Guest Post by Amanda Bancroft
I really don’t know how to begin writing about something so powerful and important in my life that I embarrassed myself immensely by crying with joy about it at a UUFF Board meeting once. Young adult ministry, like any UU ministry to any age group, is life-saving work. Introducing 18-35 year olds to the principles of UUism and the UUFF community can change lives with everything from access to OWL, comprehensive sexuality education, to “a place to go and be with people” on weekends and weekdays.
In Y’ALL, I can express and celebrate UUism with activities that speak to me. I can’t walk into a public space and go all flaming chalice. In Y’ALL, that is totally okay and encouraged. Results of a survey from last year indicate that the top three reasons people join Y’ALL are to make friends, have fun, and to share and learn about UUism with other UUs their own age.
Y’ALL began in 2012 but enjoyed an explosion of activity and membership in the past two years. In April, we went on a trip to the Eureka Springs Unitarian Universalist Fellowship where we met congregation members at a reception, did a historic walking tour of the underground, stayed overnight in the EUUF building, wandered the town, attended Sunday service and coffee hour. This is the second official Y’ALL trip we’ve done; the first one was a visit to All Souls UU in Tulsa Oklahoma for Youth Sunday 2015 (which was awesome!).

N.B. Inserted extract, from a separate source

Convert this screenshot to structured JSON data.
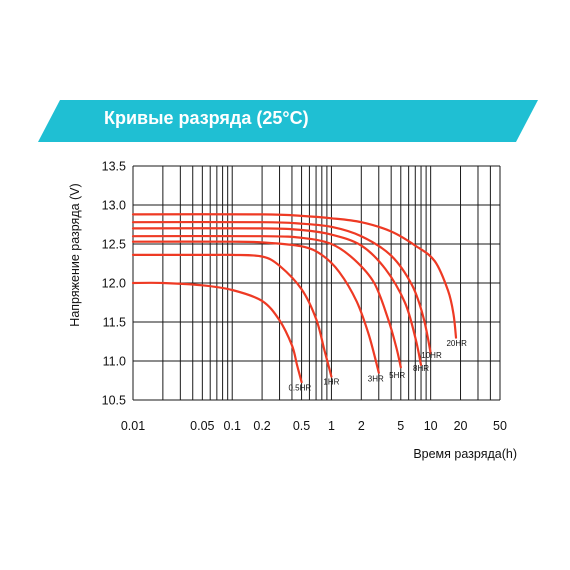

The first successful events that brought us together were Dream Circle dinners where we talked about what we wanted as YA UUs at UUFF. There are a variety of activities in Y’ALL that attract different people: weeknight coffee hours, 2nd and 4th Thursday night Cartoons for All Ages, weekday and weekend service projects like stocking stuffers, gardening at Tri Cycle or helping the homeless, overnight trips to other UU congregations, occasional hiking or fun events and spiritual discussions, dinners, and of course the coffee hour huddle after Sunday services. Y’ALL is also helping bring to life Linda Flores’ designs for a UUFF Little Free Library and Little Free Pantry near the building!
On movie nights for the past year (Cartoons for All Ages), we’ve been watching Avatar the Last Airbender cartoon series and Miyazaki films because they’re so UU! Themes in the Avatar cartoon series include peace, genocide, war, environmental justice, animal rights, worth and dignity for all people regardless of ability or identity, poverty, pollution, religious diversity and tolerance, spiritual growth, multiculturalism, racism, sexism, democracy, and more. Avatar Aang was listed as one of the most UU characters in UU World magazine. The films of Hayao Miyazaki focus on themes of environmental justice and peace against a beautiful backdrop of stunning artwork and believable, complex, thought-provoking characters.
This fall, the UA registered student organization “UU Razorbacks” will form the Campus Ministry wings of Y”ALL, promoting UUism and UUFF for students who may need this in their life.
Young adult ministry is life-saving work and I’m proud to be a part of it with the people who form my spiritual home.